Read 'Em and Reap: A Career FBI Agent's Guide to Decoding Poker Tells by Joe Navarro and Marvin Karlins

Hits

  • Written by an authority on the subject of nonverbal behavior
  • Firmly rooted in cutting-edge behavioral science
  • Widely hailed as revolutionary by the best players in the poker world
  • Teaches how to observe tells as well as conceal your own
  • Uses entertaining poker anecdotes to illustrate key points
  • Endorsed by Phil Hellmuth

Misses

  • Illustrative graphics are often extraneous
  • Claims about how much it will help your game may be exaggerated

Review

For schooling on the observation and application of poker tells, you'd be hard-pressed to find a better teacher than Joe Navarro.

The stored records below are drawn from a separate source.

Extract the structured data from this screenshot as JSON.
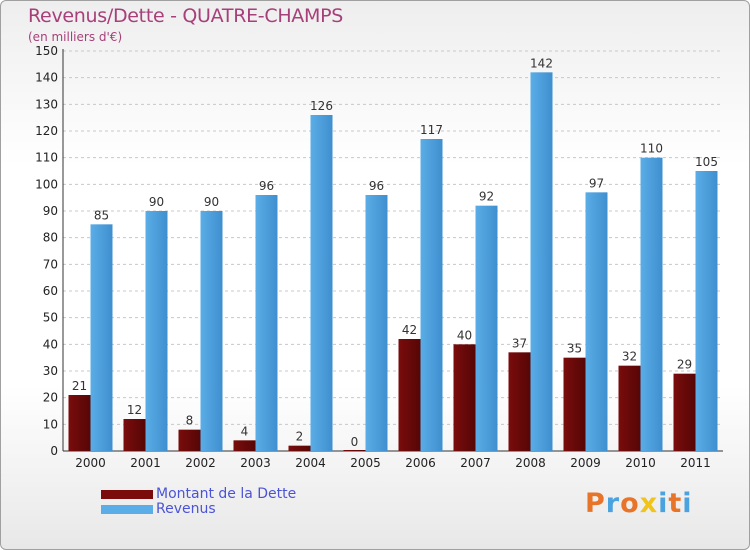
{
  "title": "Revenus/Dette - QUATRE-CHAMPS",
  "subtitle": "(en milliers d'€)",
  "logo": {
    "text": "Proxiti",
    "letters": [
      {
        "ch": "P",
        "color": "#e8742a"
      },
      {
        "ch": "r",
        "color": "#4aa3df"
      },
      {
        "ch": "o",
        "color": "#e8742a"
      },
      {
        "ch": "x",
        "color": "#f0c419"
      },
      {
        "ch": "i",
        "color": "#4aa3df"
      },
      {
        "ch": "t",
        "color": "#e8742a"
      },
      {
        "ch": "i",
        "color": "#4aa3df"
      }
    ]
  },
  "colors": {
    "dette": "#7a0c0c",
    "dette_dark": "#560606",
    "revenus": "#5aade6",
    "revenus_dark": "#3f8fcf",
    "grid": "#c8c8c8",
    "axis": "#333333"
  },
  "chart_data": {
    "type": "bar",
    "title": "Revenus/Dette - QUATRE-CHAMPS",
    "ylabel": "(en milliers d'€)",
    "xlabel": "",
    "categories": [
      "2000",
      "2001",
      "2002",
      "2003",
      "2004",
      "2005",
      "2006",
      "2007",
      "2008",
      "2009",
      "2010",
      "2011"
    ],
    "ylim": [
      0,
      150
    ],
    "yticks": [
      0,
      10,
      20,
      30,
      40,
      50,
      60,
      70,
      80,
      90,
      100,
      110,
      120,
      130,
      140,
      150
    ],
    "grid": true,
    "legend_position": "bottom-left",
    "series": [
      {
        "name": "Montant de la Dette",
        "values": [
          21,
          12,
          8,
          4,
          2,
          0,
          42,
          40,
          37,
          35,
          32,
          29
        ]
      },
      {
        "name": "Revenus",
        "values": [
          85,
          90,
          90,
          96,
          126,
          96,
          117,
          92,
          142,
          97,
          110,
          105
        ]
      }
    ]
  }
}
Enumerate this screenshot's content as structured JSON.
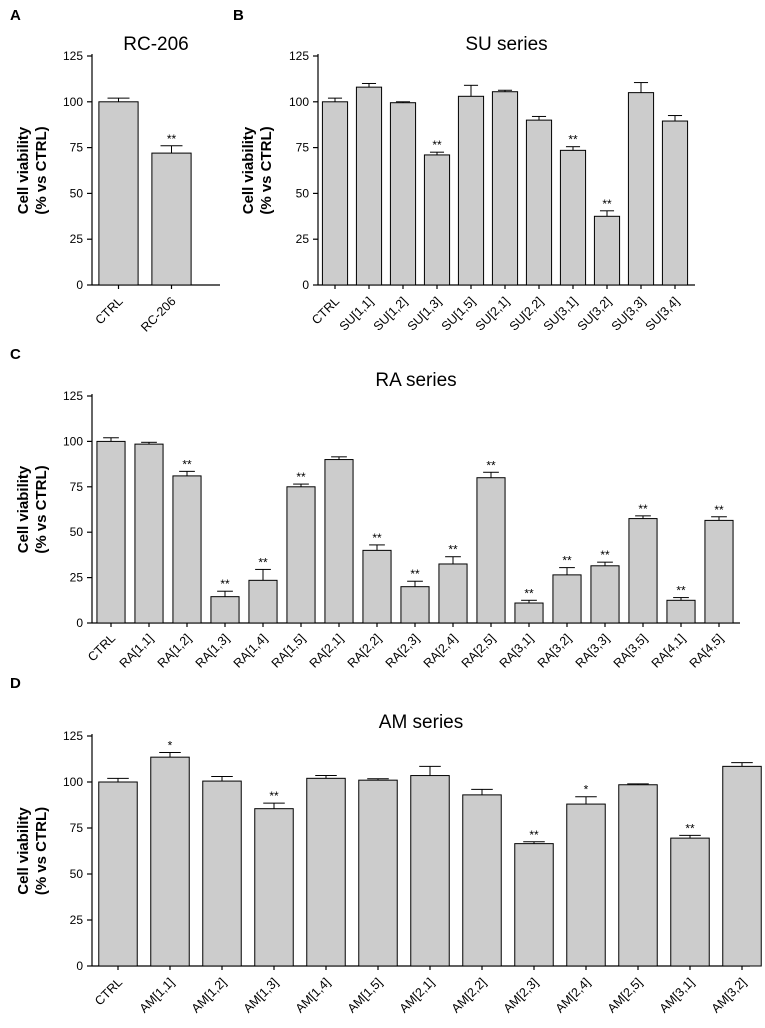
{
  "chart_data": [
    {
      "panel": "A",
      "type": "bar",
      "title": "RC-206",
      "ylabel": [
        "Cell viability",
        "(% vs CTRL)"
      ],
      "xlabel": "",
      "ylim": [
        0,
        125
      ],
      "yticks": [
        "0",
        "25",
        "50",
        "75",
        "100",
        "125"
      ],
      "categories": [
        "CTRL",
        "RC-206"
      ],
      "values": [
        100,
        72
      ],
      "errors": [
        2,
        4
      ],
      "significance": [
        "",
        "**"
      ]
    },
    {
      "panel": "B",
      "type": "bar",
      "title": "SU series",
      "ylabel": [
        "Cell viability",
        "(% vs CTRL)"
      ],
      "xlabel": "",
      "ylim": [
        0,
        125
      ],
      "yticks": [
        "0",
        "25",
        "50",
        "75",
        "100",
        "125"
      ],
      "categories": [
        "CTRL",
        "SU[1,1]",
        "SU[1,2]",
        "SU[1,3]",
        "SU[1,5]",
        "SU[2,1]",
        "SU[2,2]",
        "SU[3,1]",
        "SU[3,2]",
        "SU[3,3]",
        "SU[3,4]"
      ],
      "values": [
        100,
        108,
        99.5,
        71,
        103,
        105.5,
        90,
        73.5,
        37.5,
        105,
        89.5
      ],
      "errors": [
        2,
        2,
        0.5,
        1.5,
        6,
        0.8,
        2,
        2,
        3,
        5.5,
        3
      ],
      "significance": [
        "",
        "",
        "",
        "**",
        "",
        "",
        "",
        "**",
        "**",
        "",
        ""
      ]
    },
    {
      "panel": "C",
      "type": "bar",
      "title": "RA series",
      "ylabel": [
        "Cell viability",
        "(% vs CTRL)"
      ],
      "xlabel": "",
      "ylim": [
        0,
        125
      ],
      "yticks": [
        "0",
        "25",
        "50",
        "75",
        "100",
        "125"
      ],
      "categories": [
        "CTRL",
        "RA[1,1]",
        "RA[1,2]",
        "RA[1,3]",
        "RA[1,4]",
        "RA[1,5]",
        "RA[2,1]",
        "RA[2,2]",
        "RA[2,3]",
        "RA[2,4]",
        "RA[2,5]",
        "RA[3,1]",
        "RA[3,2]",
        "RA[3,3]",
        "RA[3,5]",
        "RA[4,1]",
        "RA[4,5]"
      ],
      "values": [
        100,
        98.5,
        81,
        14.5,
        23.5,
        75,
        90,
        40,
        20,
        32.5,
        80,
        11,
        26.5,
        31.5,
        57.5,
        12.5,
        56.5
      ],
      "errors": [
        2,
        1,
        2.5,
        3,
        6,
        1.5,
        1.5,
        3,
        3,
        4,
        3,
        1.5,
        4,
        2,
        1.5,
        1.5,
        2
      ],
      "significance": [
        "",
        "",
        "**",
        "**",
        "**",
        "**",
        "",
        "**",
        "**",
        "**",
        "**",
        "**",
        "**",
        "**",
        "**",
        "**",
        "**"
      ]
    },
    {
      "panel": "D",
      "type": "bar",
      "title": "AM series",
      "ylabel": [
        "Cell viability",
        "(% vs CTRL)"
      ],
      "xlabel": "",
      "ylim": [
        0,
        125
      ],
      "yticks": [
        "0",
        "25",
        "50",
        "75",
        "100",
        "125"
      ],
      "categories": [
        "CTRL",
        "AM[1,1]",
        "AM[1,2]",
        "AM[1,3]",
        "AM[1,4]",
        "AM[1,5]",
        "AM[2,1]",
        "AM[2,2]",
        "AM[2,3]",
        "AM[2,4]",
        "AM[2,5]",
        "AM[3,1]",
        "AM[3,2]"
      ],
      "values": [
        100,
        113.5,
        100.5,
        85.5,
        102,
        101,
        103.5,
        93,
        66.5,
        88,
        98.5,
        69.5,
        108.5
      ],
      "errors": [
        2,
        2.5,
        2.5,
        3,
        1.5,
        0.8,
        5,
        3,
        1,
        4,
        0.5,
        1.5,
        2
      ],
      "significance": [
        "",
        "*",
        "",
        "**",
        "",
        "",
        "",
        "",
        "**",
        "*",
        "",
        "**",
        ""
      ]
    }
  ]
}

A career FBI special agent with 25 years' experience solving cases running the gamut from espionage to international terrorism, Navarro has now turned his considerable knowledge of nonverbal behavior on the world of poker tells.

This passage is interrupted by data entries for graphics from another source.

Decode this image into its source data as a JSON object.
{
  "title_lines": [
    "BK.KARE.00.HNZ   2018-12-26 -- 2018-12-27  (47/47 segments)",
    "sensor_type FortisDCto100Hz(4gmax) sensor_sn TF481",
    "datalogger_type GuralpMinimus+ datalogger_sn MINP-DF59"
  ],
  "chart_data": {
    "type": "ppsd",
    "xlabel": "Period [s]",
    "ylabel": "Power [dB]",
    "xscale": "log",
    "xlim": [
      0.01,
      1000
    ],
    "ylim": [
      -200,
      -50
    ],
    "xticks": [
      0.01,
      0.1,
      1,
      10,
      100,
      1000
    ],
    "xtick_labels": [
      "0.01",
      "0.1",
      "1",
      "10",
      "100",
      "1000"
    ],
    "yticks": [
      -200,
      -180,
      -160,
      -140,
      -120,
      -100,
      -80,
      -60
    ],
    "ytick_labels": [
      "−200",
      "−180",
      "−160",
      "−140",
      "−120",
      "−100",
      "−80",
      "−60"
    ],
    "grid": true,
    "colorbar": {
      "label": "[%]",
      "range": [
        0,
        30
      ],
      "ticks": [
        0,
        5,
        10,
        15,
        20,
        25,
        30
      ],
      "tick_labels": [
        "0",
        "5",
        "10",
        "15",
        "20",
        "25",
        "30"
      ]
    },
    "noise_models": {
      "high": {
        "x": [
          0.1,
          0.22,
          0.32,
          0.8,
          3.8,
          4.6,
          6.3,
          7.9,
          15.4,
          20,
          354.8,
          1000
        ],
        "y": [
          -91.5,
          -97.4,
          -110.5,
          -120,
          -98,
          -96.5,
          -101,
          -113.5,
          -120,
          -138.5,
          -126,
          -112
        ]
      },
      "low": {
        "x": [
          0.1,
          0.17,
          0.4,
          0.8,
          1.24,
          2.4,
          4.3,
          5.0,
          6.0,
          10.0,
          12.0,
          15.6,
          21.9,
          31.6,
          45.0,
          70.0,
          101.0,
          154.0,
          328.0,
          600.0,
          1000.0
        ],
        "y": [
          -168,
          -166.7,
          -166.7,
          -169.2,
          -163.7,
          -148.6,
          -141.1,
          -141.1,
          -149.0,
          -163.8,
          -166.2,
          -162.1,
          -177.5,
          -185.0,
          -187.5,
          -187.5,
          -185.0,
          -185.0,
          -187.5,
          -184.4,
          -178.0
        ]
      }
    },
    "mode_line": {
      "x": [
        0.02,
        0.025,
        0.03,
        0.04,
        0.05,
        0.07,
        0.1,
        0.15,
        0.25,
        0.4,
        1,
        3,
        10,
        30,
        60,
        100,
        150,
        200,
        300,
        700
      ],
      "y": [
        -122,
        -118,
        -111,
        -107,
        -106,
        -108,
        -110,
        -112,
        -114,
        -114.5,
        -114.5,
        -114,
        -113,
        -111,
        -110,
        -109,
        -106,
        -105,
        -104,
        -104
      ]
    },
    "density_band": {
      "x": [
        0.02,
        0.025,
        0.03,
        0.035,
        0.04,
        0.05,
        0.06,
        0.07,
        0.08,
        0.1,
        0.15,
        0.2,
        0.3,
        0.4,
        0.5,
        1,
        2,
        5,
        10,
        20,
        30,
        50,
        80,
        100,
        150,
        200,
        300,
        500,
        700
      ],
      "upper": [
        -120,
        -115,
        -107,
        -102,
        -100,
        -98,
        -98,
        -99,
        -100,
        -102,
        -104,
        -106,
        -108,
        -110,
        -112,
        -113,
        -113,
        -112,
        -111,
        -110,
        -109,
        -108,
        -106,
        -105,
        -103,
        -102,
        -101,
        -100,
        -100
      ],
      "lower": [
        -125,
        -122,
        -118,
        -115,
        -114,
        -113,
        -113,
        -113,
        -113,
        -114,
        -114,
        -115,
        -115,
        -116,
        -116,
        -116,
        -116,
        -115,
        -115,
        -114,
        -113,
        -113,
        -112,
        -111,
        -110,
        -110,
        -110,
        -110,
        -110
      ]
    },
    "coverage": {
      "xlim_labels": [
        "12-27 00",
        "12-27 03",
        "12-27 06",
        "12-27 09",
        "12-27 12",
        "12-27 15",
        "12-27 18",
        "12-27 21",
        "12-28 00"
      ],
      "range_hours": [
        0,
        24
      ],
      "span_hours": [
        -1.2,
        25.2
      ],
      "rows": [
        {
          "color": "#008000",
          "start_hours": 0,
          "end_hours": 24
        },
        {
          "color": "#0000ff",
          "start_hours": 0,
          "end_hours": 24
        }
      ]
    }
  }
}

Navarro's uncanny ability to tell fact from fiction was revealed to the public when he appeared on a Discovery Channel special titled "More than Human" alongside poker pro Annie Duke. Both Duke and Navarro were able to tell truth from lie better than an electronic polygraph machine, tying each other with a 72% accuracy rate.

In Read 'Em and Reap: A Career FBI Agent's Guide to Decoding Poker Tells, Joe Navarro shares his insights into human behavior and explains how important it really is in the game of poker.

Navarro succeeds in communicating his lessons clearly and effectively to the reader throughout the volume. The interpretation of tells is explained on the basis of scientific evidence and is illustrated through anecdotes by both Navarro and poker icon Phil Hellmuth.

Behaviors and the reasons behind them are examined in an easy-to-follow manner, first in the context of underlying motivations for individual behavior (e.g. high confidence vs. low confidence, tells of intention, pacifying tells) and secondly in that of specific mannerisms and physical cues associated with each motivation (e.g. dilated pupils, trembling hands).

Perhaps the most useful point Navarro makes, at least for the player who doesn't expect to become a human lie-detector overnight, is that concerted and conscientious observation is crucial at all times while at the poker table.

He also instructs the reader on how to avoid giving off tells with a suggested physical routine one can follow while playing.

Read 'Em and Reap does make big claims about how much it can improve your game, but this optimism is tempered by Navarro's realism when talking about the effort and time it takes to learn and apply the lessons he puts forth.

With a foreword and periodic interjections from the Poker Brat, Phil Hellmuth, Read 'Em and Reap manages to keep the reader entertained and engaged while opening his or her eyes to how much information is actually available at a poker table if you're willing to make the effort to understand it.